Sie wird in Ghana am Ref. Fr. John Special Unit im sonderpädagogischen Bereich arbeiten. Dabei werden die Unterrichtssassistenz sowie der Aufbau und die Anleitung eigener kleiner Projekte zu ihrem Aufgabenbereich gehören.

"Ein weiterer Schwerpunkt ist der interkulturelle Austausch zwischen mir und den ghanaischen Lehrkräften und Mitarbeitern der Schule", betont Merle an. "Die verschiedenen Sichtweisen auf Menschen mit Behinderungen und auch auf die Lehrtätigkeit werden für mich sicherlich herausfordernde Momente bringen, in denen ich gerne meine eigene Sichtweise mit einbringen möchte."

Hilfreich war ihr die Internetseite und der Kontakt zur gemeinnützigen Organisation BEZEV (Behinderung und Entwicklungszusammenarbeit), die sich für eine gleichberechtigte Beteiligung von Menschen mit Behinderung an Entwicklungsprozessen in aller Welt einsetzt.

Nach ihrer Rückkehr hofft sie auf eine Beamtenstelle im Schuldienst

75 Prozent der Kosten von Merle übernimmt das Bundesministerium für Entwicklung und Wirtschaftliche Zusammenarbeit, das restliche Viertel bezahlt BEZEV. Um den Verein in seiner Arbeit und bei der Entsendung von Freiwilligen zu unterstützen, baut Merle einen Förderkreis auf, der BEZEV mit einmaligen oder monatlichen Spenden direkt unterstützt.

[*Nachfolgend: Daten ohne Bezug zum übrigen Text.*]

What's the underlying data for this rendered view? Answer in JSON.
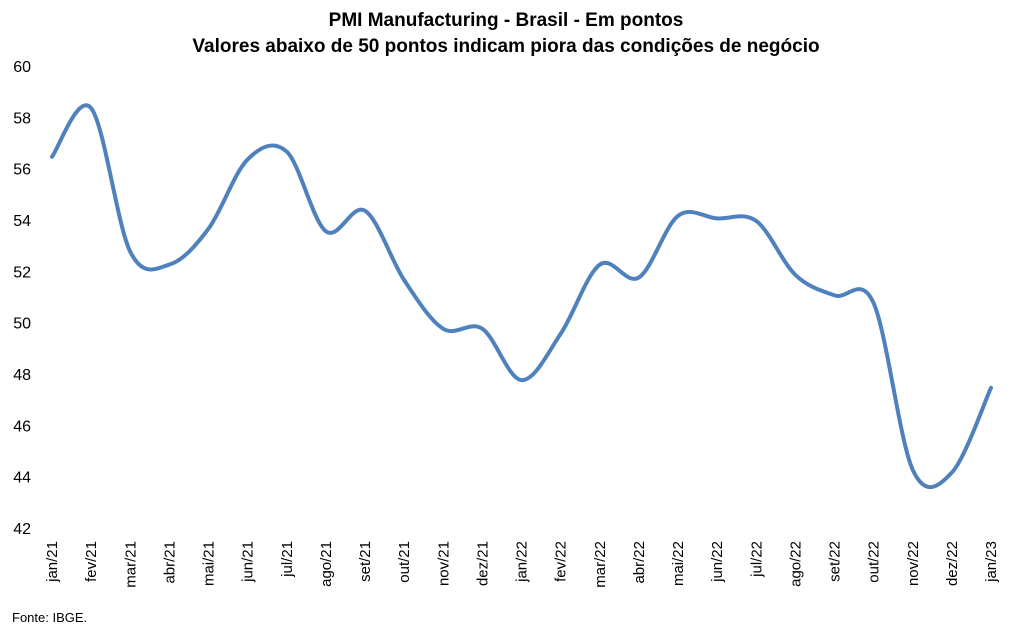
{
  "chart_data": {
    "type": "line",
    "title": "PMI Manufacturing - Brasil - Em pontos",
    "subtitle": "Valores abaixo de 50 pontos indicam piora das condições de negócio",
    "xlabel": "",
    "ylabel": "",
    "ylim": [
      42,
      60
    ],
    "yticks": [
      "42",
      "44",
      "46",
      "48",
      "50",
      "52",
      "54",
      "56",
      "58",
      "60"
    ],
    "grid": false,
    "categories": [
      "jan/21",
      "fev/21",
      "mar/21",
      "abr/21",
      "mai/21",
      "jun/21",
      "jul/21",
      "ago/21",
      "set/21",
      "out/21",
      "nov/21",
      "dez/21",
      "jan/22",
      "fev/22",
      "mar/22",
      "abr/22",
      "mai/22",
      "jun/22",
      "jul/22",
      "ago/22",
      "set/22",
      "out/22",
      "nov/22",
      "dez/22",
      "jan/23"
    ],
    "series": [
      {
        "color": "#4f81bd",
        "values": [
          56.5,
          58.4,
          52.8,
          52.3,
          53.7,
          56.4,
          56.7,
          53.6,
          54.4,
          51.7,
          49.8,
          49.8,
          47.8,
          49.6,
          52.3,
          51.8,
          54.2,
          54.1,
          54.0,
          51.9,
          51.1,
          50.8,
          44.3,
          44.2,
          47.5
        ]
      }
    ]
  },
  "source": "Fonte: IBGE."
}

Nach ihrer Rückkehr hofft sie auf eine Beamtenstelle im Schuldienst. Am liebsten in der Jan-Korczak-Schule in Kaltenkirchen, einem Förderzentrum mit Schwerpunkt geistige Entwicklung. An dieser Schule hat sie vor sechs Jahren ein Freiwilliges Soziales Jahr (FSJ) absolviert und ihre Bestimmung gefunden.

"Ich werde mein Leben lang für schwerstbehinderte Kinder da sein", verspricht Merle Carstens. Ihre Botschaft lautet: "Bitte respektiert alle Menschen so wie sie sind - ob behindert oder nicht."